Dynamic and spectral mixing in nanosystems

TL;DR

This paper investigates how dynamic and spectral mixing phenomena influence quantum behavior in nanosystems using a spin-boson model, revealing parameter-dependent stochastic-like effects observable via femtosecond spectroscopy.

Contribution

It introduces a semi-quantitative analysis of spectral and dynamic mixing effects in nanosystems within a spin-boson framework, supported by numerical validation.

Findings

Quantum evolution is governed by a key dimensionless parameter.

Both spectral and dynamic mixing induce stochastic-like behavior.

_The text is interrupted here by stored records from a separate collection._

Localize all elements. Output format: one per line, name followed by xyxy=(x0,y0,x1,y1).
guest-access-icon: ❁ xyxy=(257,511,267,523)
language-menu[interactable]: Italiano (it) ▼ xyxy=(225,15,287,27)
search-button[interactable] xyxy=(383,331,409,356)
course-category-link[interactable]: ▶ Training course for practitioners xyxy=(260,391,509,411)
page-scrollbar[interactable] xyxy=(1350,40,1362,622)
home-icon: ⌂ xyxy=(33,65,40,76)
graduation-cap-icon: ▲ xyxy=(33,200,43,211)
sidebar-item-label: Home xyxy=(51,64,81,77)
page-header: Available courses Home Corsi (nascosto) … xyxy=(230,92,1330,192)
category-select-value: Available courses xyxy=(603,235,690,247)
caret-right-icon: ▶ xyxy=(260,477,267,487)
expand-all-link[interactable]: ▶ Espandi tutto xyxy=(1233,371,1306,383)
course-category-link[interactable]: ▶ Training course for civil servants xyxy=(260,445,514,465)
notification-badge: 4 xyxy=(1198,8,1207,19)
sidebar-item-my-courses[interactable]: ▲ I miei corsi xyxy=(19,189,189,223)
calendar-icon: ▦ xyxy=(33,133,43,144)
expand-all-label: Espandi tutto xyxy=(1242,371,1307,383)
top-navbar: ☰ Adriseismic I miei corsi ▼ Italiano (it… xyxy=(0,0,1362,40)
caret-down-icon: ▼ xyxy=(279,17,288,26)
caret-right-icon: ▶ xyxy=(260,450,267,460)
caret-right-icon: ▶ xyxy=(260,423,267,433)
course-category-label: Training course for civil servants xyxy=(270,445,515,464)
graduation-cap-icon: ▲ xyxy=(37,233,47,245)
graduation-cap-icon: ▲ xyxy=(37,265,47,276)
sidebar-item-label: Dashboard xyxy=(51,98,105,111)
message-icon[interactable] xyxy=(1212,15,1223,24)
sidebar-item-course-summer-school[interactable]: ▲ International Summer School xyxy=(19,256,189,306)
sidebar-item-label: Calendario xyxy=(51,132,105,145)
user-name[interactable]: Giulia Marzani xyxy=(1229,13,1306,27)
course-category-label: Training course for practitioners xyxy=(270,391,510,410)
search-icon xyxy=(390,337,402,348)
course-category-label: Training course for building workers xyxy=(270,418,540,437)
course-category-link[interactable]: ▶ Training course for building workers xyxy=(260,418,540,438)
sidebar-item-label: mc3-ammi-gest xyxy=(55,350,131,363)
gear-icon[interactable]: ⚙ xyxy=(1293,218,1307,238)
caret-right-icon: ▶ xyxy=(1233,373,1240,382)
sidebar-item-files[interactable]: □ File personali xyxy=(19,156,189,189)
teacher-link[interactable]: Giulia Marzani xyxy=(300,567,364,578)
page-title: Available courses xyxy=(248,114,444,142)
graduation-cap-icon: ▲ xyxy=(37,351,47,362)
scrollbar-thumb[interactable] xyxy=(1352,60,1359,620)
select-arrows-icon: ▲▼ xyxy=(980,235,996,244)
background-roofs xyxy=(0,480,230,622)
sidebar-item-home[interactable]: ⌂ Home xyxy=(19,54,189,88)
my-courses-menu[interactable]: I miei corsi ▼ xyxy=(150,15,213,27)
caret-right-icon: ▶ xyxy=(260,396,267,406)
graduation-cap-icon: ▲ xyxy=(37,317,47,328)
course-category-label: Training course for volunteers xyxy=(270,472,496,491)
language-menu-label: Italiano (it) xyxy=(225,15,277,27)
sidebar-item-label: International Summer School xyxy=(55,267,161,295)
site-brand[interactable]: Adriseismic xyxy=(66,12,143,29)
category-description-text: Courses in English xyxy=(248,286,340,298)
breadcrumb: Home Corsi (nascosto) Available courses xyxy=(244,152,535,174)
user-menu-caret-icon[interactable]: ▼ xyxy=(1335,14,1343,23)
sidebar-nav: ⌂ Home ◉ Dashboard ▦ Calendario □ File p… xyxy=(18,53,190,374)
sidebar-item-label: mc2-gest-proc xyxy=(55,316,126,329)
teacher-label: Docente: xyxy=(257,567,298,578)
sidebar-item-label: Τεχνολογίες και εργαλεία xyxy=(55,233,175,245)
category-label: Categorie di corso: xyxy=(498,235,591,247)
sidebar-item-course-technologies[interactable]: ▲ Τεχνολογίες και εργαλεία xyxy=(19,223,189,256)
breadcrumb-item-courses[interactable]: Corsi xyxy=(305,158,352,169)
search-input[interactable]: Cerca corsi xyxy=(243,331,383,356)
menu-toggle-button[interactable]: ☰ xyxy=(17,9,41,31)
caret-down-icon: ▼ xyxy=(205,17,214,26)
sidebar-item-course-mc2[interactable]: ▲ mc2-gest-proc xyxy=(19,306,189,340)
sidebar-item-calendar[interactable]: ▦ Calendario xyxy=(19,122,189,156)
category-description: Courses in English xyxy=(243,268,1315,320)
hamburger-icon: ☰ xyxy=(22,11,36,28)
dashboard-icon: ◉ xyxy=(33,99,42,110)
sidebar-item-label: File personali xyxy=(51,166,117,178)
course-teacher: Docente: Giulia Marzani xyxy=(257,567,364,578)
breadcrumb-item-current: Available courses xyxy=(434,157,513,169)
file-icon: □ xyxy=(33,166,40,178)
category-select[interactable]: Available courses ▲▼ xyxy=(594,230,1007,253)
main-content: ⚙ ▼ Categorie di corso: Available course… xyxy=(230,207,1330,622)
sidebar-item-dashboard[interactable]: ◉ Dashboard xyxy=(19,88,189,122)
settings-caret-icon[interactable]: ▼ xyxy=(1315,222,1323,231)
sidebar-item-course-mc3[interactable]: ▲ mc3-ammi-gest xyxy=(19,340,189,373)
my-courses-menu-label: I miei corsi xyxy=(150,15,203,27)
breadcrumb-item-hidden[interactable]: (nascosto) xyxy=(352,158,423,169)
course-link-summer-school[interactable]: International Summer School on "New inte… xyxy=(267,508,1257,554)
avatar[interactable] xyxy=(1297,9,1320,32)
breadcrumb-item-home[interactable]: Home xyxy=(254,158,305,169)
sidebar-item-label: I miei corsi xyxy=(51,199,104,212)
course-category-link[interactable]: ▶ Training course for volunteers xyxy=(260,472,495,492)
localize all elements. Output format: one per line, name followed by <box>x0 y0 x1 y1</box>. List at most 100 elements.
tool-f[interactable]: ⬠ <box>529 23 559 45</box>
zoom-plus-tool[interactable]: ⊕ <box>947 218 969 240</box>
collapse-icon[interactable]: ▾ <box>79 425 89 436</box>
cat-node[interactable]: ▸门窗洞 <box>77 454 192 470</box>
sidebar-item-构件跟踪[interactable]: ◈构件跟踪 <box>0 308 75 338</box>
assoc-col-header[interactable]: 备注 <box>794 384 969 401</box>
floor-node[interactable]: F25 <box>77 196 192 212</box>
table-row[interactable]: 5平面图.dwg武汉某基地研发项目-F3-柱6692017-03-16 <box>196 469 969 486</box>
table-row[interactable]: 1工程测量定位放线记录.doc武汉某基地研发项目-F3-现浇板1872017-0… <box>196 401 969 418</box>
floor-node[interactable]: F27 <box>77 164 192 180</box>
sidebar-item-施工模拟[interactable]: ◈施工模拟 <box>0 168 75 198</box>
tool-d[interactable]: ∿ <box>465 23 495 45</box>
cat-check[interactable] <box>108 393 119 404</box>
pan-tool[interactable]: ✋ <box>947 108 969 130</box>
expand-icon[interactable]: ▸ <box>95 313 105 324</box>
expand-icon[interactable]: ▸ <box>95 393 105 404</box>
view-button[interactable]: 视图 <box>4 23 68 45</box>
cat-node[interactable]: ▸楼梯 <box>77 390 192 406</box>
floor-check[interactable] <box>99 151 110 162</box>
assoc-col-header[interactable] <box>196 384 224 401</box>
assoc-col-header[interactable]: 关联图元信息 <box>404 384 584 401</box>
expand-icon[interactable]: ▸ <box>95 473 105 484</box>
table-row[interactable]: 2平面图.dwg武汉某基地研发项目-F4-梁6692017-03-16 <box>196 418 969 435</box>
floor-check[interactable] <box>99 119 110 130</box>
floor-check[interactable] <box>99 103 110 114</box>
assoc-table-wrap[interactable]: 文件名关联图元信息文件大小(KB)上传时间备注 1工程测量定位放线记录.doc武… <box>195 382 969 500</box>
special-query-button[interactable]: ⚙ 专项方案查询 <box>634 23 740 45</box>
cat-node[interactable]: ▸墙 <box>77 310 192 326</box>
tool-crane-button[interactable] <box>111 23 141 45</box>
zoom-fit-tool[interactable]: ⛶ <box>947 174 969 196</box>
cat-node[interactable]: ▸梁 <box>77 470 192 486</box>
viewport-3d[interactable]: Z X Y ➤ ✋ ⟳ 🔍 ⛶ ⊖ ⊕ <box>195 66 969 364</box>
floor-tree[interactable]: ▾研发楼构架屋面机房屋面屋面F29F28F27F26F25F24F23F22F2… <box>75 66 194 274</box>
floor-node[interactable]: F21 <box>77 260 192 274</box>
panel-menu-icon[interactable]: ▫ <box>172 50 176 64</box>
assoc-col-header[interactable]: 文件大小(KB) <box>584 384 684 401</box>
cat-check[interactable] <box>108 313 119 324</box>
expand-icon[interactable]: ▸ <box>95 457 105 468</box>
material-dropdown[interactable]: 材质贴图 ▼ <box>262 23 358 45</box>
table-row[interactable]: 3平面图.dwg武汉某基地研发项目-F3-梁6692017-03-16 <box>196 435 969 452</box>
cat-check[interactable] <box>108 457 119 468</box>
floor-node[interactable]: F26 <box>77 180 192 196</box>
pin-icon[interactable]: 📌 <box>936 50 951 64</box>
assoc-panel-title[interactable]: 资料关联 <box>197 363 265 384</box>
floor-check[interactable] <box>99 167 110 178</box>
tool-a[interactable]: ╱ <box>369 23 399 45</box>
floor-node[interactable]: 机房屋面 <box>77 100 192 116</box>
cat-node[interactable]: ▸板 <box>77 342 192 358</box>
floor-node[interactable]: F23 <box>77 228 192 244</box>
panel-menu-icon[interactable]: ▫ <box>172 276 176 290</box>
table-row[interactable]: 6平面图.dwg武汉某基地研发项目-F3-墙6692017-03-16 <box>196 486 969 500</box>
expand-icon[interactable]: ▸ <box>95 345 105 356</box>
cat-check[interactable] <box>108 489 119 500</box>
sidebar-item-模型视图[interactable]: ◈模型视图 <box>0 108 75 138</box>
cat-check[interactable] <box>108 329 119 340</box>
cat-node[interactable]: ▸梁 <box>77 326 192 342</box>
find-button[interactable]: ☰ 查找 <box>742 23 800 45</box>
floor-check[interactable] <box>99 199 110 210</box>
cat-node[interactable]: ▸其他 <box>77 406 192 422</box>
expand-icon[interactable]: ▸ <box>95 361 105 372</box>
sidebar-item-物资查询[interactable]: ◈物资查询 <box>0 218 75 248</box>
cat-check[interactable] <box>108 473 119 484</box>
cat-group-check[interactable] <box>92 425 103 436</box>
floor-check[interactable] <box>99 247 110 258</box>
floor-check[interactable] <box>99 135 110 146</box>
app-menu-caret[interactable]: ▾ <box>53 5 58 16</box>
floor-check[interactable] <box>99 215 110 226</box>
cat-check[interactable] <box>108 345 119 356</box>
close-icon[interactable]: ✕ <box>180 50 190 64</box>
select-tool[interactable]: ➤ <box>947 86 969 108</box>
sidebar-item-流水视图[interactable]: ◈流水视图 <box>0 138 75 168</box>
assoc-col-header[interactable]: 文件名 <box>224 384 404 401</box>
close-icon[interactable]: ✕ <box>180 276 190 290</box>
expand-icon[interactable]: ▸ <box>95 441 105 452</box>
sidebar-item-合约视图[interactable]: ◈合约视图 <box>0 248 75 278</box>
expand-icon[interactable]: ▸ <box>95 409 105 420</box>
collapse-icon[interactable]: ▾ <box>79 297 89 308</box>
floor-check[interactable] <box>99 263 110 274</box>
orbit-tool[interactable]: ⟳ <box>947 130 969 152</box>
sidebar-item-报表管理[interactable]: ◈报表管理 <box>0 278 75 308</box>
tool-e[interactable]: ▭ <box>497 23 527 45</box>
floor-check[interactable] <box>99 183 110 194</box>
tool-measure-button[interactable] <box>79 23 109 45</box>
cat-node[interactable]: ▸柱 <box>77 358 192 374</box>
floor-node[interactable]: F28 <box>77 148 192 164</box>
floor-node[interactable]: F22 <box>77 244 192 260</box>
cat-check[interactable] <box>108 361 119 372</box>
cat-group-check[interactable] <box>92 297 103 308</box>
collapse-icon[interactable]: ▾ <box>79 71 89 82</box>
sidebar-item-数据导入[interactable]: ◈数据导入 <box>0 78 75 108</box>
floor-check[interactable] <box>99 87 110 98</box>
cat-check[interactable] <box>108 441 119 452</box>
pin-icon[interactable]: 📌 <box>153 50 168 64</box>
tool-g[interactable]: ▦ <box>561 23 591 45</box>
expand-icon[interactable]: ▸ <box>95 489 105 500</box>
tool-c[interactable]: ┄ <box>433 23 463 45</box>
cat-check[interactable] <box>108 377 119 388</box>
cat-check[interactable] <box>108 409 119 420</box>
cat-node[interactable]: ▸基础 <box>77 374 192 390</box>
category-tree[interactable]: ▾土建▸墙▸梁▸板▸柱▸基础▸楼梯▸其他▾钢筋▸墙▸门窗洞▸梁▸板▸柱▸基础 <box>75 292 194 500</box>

Results suggest observable effects in femtosecond spectroscopy experiments.

Abstract

In the framework of simple spin-boson Hamiltonian we study an interplay between dynamic and spectral roots to stochastic-like behavior. The Hamiltonian describes an initial vibrational state coupled to discrete dense spectrum reservoir. The reservoir states are formed by three sequences with rationally independent periodicities typical for vibrational states in many nanosize systems. We show that quantum evolution of the system is determined by a dimensionless parameter which is characteristic number of the reservoir states relevant for the initial vibrational level dynamics. Our semi-quantitative analytic results are confirmed by numerical solution of the equation of motion. We anticipate that predicted in the paper both kinds of stochastic-like behavior (namely, due to spectral mixing and recurrence cycle dynamic mixing) can be observed by femtosecond spectroscopy methods in nanosystems.